Süsleme sanatının sunmuş olduğu bu formlar, insanın bilinen anlamdaki öyküsünü ve somut olayları anlatmazlar. Bu formlar sembolizm tanımına uyan ya da mistik göstergelerden oluşan birer yapılar olmuştur. Bu süslemelerin nerede ve hangi tarzda karşımıza çıkacağını bilemeyiz fakat, göz önünde bulundurulması gereken en önemli nokta süslemenin çok sayıda türlerden oluştuğudur. Temaların kökeni, tercih yoğunlukları, üslup özellikleri her ortamda farklılıklar göstermektedir.
Selçuklu sanatının; Asya, yerel Anadolu ve İslam kültür çevresi olmak üzere en az üç kaynağa dayandığını söyleyebiliriz.
Türkler’in İslam kültür çevresine girmeden önce yaşadıkları uzun devreler boyunca sürdürdükleri hayat tarzı, inanç sistemleri ve buna bağlı olarak da sanatları çok farklıydı. Dolayısıyla bu sürecin yankılarını taşıyan Selçuklu süslemeleri Türkler’in İslam dinini kabul etmelerinden sonra, katıldıkları yeni çevrelerde yarattıkları özgün bir sanat kesiti olmuştur.
Bilim, Edebiyat, Felsefe
Selçuklularda kent yaşamının gelişmesi ve ticaret yollarının güvenliği bilim, edebiyat ve felsefenin de ilerlemesine katkıda bulunmuştur. İslam dünyasının Gazali, Kuseyri gibi fıkıh, kelam, tefsir ve hadisi din bilginlerinin bir çoğu bu dönemde yetişmiştir. Selçuklular bütün dinlere ve mezheplere karşı hoşgörülü olmuşlardır fakat bu dönemde mezhep çatışmaları yoğun olduğu için din felsefesi de buna paralel ilerlemiştir.

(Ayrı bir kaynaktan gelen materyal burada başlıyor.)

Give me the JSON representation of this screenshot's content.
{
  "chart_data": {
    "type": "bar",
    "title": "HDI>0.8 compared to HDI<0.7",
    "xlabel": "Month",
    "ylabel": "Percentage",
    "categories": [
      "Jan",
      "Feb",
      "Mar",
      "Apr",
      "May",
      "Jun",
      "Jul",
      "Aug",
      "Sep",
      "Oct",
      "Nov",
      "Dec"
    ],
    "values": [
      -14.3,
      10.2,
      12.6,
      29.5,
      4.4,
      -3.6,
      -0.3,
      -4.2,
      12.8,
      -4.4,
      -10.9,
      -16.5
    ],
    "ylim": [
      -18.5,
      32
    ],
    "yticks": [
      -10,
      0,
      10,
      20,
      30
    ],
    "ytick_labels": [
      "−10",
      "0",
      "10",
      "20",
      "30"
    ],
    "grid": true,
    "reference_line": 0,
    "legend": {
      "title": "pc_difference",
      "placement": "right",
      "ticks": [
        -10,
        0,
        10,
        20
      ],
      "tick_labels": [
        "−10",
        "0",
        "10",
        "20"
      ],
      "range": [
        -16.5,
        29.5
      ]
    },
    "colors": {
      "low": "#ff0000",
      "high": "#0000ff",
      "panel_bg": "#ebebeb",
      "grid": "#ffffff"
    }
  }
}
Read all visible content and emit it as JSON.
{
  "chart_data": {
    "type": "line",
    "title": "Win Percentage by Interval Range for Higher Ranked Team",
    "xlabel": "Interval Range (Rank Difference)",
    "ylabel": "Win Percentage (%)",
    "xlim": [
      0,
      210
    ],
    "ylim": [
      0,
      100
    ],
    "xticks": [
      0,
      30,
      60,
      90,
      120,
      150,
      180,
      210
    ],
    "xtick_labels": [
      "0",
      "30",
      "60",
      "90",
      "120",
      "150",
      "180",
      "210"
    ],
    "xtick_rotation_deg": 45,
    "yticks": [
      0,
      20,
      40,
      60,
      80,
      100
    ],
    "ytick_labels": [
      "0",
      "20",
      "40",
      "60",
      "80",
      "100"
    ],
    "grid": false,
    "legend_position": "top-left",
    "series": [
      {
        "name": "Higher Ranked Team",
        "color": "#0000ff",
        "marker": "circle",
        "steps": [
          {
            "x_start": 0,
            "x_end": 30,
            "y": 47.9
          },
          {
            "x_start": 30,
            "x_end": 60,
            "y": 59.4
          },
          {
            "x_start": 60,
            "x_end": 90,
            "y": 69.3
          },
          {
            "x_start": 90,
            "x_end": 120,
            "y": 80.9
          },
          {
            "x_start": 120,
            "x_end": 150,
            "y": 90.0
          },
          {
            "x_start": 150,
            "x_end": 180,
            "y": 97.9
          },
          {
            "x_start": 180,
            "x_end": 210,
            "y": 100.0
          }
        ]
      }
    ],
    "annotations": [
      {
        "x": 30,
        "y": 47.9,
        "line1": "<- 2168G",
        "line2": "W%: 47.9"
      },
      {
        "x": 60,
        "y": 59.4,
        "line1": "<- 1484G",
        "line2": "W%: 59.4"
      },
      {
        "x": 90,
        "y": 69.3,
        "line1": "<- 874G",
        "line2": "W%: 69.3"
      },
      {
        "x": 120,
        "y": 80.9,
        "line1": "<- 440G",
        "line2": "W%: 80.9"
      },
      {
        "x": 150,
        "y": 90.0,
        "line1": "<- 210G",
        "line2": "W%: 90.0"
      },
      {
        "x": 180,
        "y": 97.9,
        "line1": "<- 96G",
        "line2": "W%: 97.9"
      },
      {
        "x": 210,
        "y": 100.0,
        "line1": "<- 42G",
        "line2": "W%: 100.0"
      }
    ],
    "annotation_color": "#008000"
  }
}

Dönemin belirleyici felsefesi tasavvuf felsefesi olmuştur ve Mevlana, Yunus Emre, Hacı Bektaş-ı Veli gibi önemli isimler bu dönemin temsilcileri olmuşlardır.
\13. yüzyıl Anadolu’nun zor yılları olmuştur. Moğol İmparatoru Cengiz Han’ın istilaları ile büyük bir coğrafyada hayat alt üst olmuştur. Bu istilalar sonucunda otuz milyonun üzerinde insan katledilmiştir. Türki halk Anadolu’ya göç etmiştir. Beylikler dönemi başlamıştır. Cengiz Han, 1206 – 1227 tarihlerinde hüküm sürmüş ve Dünyanın en büyük İmparatorluğunu kurmuştur. Adı geçen Yunus Emre, Nasrettin Hoca gibi büyük isimler ise çocukluklarını ve gençliklerini bu istilaların gölgesinde yaşamışlardır.